211.学習
 公立学校ではゆとり学習が取り入れられていますが、受験のための教育はそれと逆行しています。それは私学への進学希望者が多くなっていることが挙げられます。私学の受験のレベルは決して低下していないため、合格するためには相応の学習が求められるからです。公立学校でゆとり教育を取り入れても、受験のために不足分は学習塾や進学塾などで補完しておかないと受験に対応出来ません。
 学力のレベルは天性の能力によるものよりも練習量により左右されます。学習して理解出来る範囲内で量をこなすことで学力は伸びますから、1日に数時間は当たり前のように机に向かうことが必要です。学力は反復練習をしている量により向上します。
 ところが家庭での学習は困難を伴います。一人で机に向かうことは忍耐力が必要ですし、学習を継続するためには強い精神力が求められるからです。学習を継続するためにはどうしても刺激がいりますから、他人と一緒に学習出来る環境が必要です。受験テクニックだけではなく効果的な学習をするための場として、塾など一定の意欲がある人達が集まれる教育機関が必要なのです。
 一見すると他人との競争のように写りますが、他人と比較しないと自分の立場が分からないのです。一人で学習して解答しても他人との比較がないと、どのレベルに位置しているのか分からないため意欲の維持をすることが難しいのです。目標を持ったうえで市内全体での学力レベルや全国での位置が分かると学力向上への意欲が沸いてきます。

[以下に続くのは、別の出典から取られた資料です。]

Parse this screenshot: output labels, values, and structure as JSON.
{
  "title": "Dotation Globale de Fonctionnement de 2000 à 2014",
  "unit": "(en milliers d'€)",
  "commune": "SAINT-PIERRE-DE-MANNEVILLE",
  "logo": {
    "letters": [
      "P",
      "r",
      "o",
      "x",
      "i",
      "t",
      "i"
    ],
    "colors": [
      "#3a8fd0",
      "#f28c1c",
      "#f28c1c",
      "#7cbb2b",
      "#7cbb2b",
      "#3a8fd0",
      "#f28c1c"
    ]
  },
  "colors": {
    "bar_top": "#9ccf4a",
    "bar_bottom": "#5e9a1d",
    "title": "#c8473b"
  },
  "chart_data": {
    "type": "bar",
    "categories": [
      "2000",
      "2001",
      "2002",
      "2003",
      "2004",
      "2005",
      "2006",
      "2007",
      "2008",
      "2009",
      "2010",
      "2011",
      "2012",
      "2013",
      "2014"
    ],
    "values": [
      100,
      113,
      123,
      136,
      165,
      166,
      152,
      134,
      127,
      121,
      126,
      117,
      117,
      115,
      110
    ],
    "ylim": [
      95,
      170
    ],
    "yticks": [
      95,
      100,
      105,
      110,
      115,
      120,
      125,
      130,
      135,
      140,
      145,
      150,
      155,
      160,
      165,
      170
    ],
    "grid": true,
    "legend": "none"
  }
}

 他人と比較すること自体にはそれほど意味はありませんが、自分の立ち位置が分かることは将来伸びていくために意味があります。成長するためには、継続することと練習量が必要なことが身を持って分かるからです。
 伸びるための条件があります。
 一番大切なのは素直さです。知識を習得する段階においては、教えられることを疑わないで受け入れる気持ちを持っていることです。まず基本を身につけないと応用はあり得ません。基礎力は繰り返すことだけで身につけられますし、モノにするためには練習量が必要です。

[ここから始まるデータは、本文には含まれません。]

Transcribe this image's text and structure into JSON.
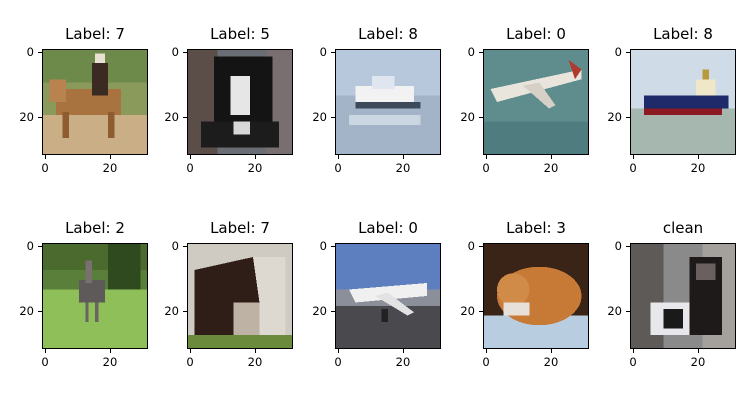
{
  "panels": [
    {
      "title": "Label: 7",
      "subject": "horse-with-rider"
    },
    {
      "title": "Label: 5",
      "subject": "dog"
    },
    {
      "title": "Label: 8",
      "subject": "boat"
    },
    {
      "title": "Label: 0",
      "subject": "airplane-in-flight"
    },
    {
      "title": "Label: 8",
      "subject": "ship"
    },
    {
      "title": "Label: 2",
      "subject": "ostrich"
    },
    {
      "title": "Label: 7",
      "subject": "horse-head"
    },
    {
      "title": "Label: 0",
      "subject": "airplane-on-ground"
    },
    {
      "title": "Label: 3",
      "subject": "cat"
    },
    {
      "title": "clean",
      "subject": "dog-sitting"
    }
  ],
  "axes": {
    "x_ticks": [
      "0",
      "20"
    ],
    "y_ticks": [
      "0",
      "20"
    ]
  }
}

 続いて丁寧さも必要です。10個の漢字を覚えるために繰り返した後、それで終わりにしないで、仕上げに覚えているか確認のためにもう一度10個書いてみる姿勢を持っていることが伸びる要素です。そこで1個でも間違えたら、その時点で覚えようとする丁寧さを持ちたいものです。
 そして意欲。何とか分かりたいとする思いの強さを持つことです。意欲を持つことは学習するための最低条件で、意欲があるから継続することが出来ます。何かをしていて意欲がなくなった途端に止めてしまった経験を持っている方も多いと思います。あきらめない意欲を持ち続けたいものです。

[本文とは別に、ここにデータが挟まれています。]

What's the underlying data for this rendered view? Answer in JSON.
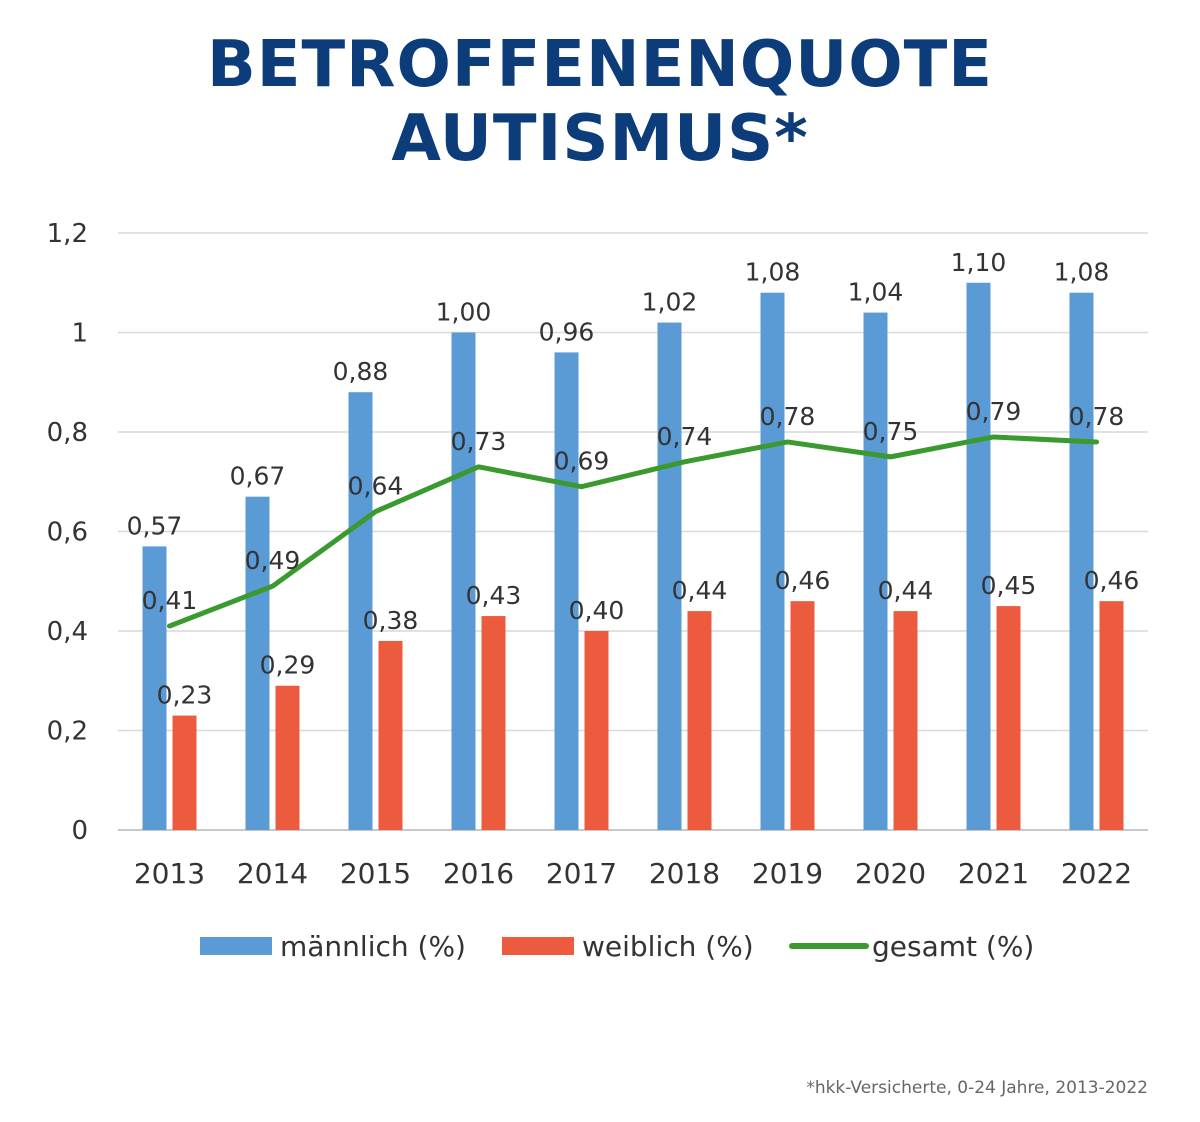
{
  "title": "BETROFFENENQUOTE AUTISMUS*",
  "footnote": "*hkk-Versicherte, 0-24 Jahre, 2013-2022",
  "chart_data": {
    "type": "bar",
    "categories": [
      "2013",
      "2014",
      "2015",
      "2016",
      "2017",
      "2018",
      "2019",
      "2020",
      "2021",
      "2022"
    ],
    "series": [
      {
        "name": "männlich (%)",
        "type": "bar",
        "color": "#5b9bd5",
        "values": [
          0.57,
          0.67,
          0.88,
          1.0,
          0.96,
          1.02,
          1.08,
          1.04,
          1.1,
          1.08
        ],
        "labels": [
          "0,57",
          "0,67",
          "0,88",
          "1,00",
          "0,96",
          "1,02",
          "1,08",
          "1,04",
          "1,10",
          "1,08"
        ]
      },
      {
        "name": "weiblich (%)",
        "type": "bar",
        "color": "#ed5b3e",
        "values": [
          0.23,
          0.29,
          0.38,
          0.43,
          0.4,
          0.44,
          0.46,
          0.44,
          0.45,
          0.46
        ],
        "labels": [
          "0,23",
          "0,29",
          "0,38",
          "0,43",
          "0,40",
          "0,44",
          "0,46",
          "0,44",
          "0,45",
          "0,46"
        ]
      },
      {
        "name": "gesamt (%)",
        "type": "line",
        "color": "#3a9a2f",
        "values": [
          0.41,
          0.49,
          0.64,
          0.73,
          0.69,
          0.74,
          0.78,
          0.75,
          0.79,
          0.78
        ],
        "labels": [
          "0,41",
          "0,49",
          "0,64",
          "0,73",
          "0,69",
          "0,74",
          "0,78",
          "0,75",
          "0,79",
          "0,78"
        ]
      }
    ],
    "ylim": [
      0,
      1.2
    ],
    "yticks": [
      0,
      0.2,
      0.4,
      0.6,
      0.8,
      1,
      1.2
    ],
    "ytick_labels": [
      "0",
      "0,2",
      "0,4",
      "0,6",
      "0,8",
      "1",
      "1,2"
    ],
    "grid": true,
    "legend": "bottom",
    "xlabel": "",
    "ylabel": ""
  }
}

 教える立場にある人が気をつけておきたいことがあります。それは叱るよりも褒めることです。叱るのは悪いことをしているのを止めさせる時には有効ですが、学習してくれているのに点数などの結果を見て叱っても逆効果です。頑張っている姿に触れた時は叱らないで褒めることです。褒めることがなかったとしても、褒める機会を見つけ出してでも褒めることです。そして励ましてあげることも忘れてはならないことです。指導する立場になった場合、相手を褒めること、励ますことを心掛けたいものです。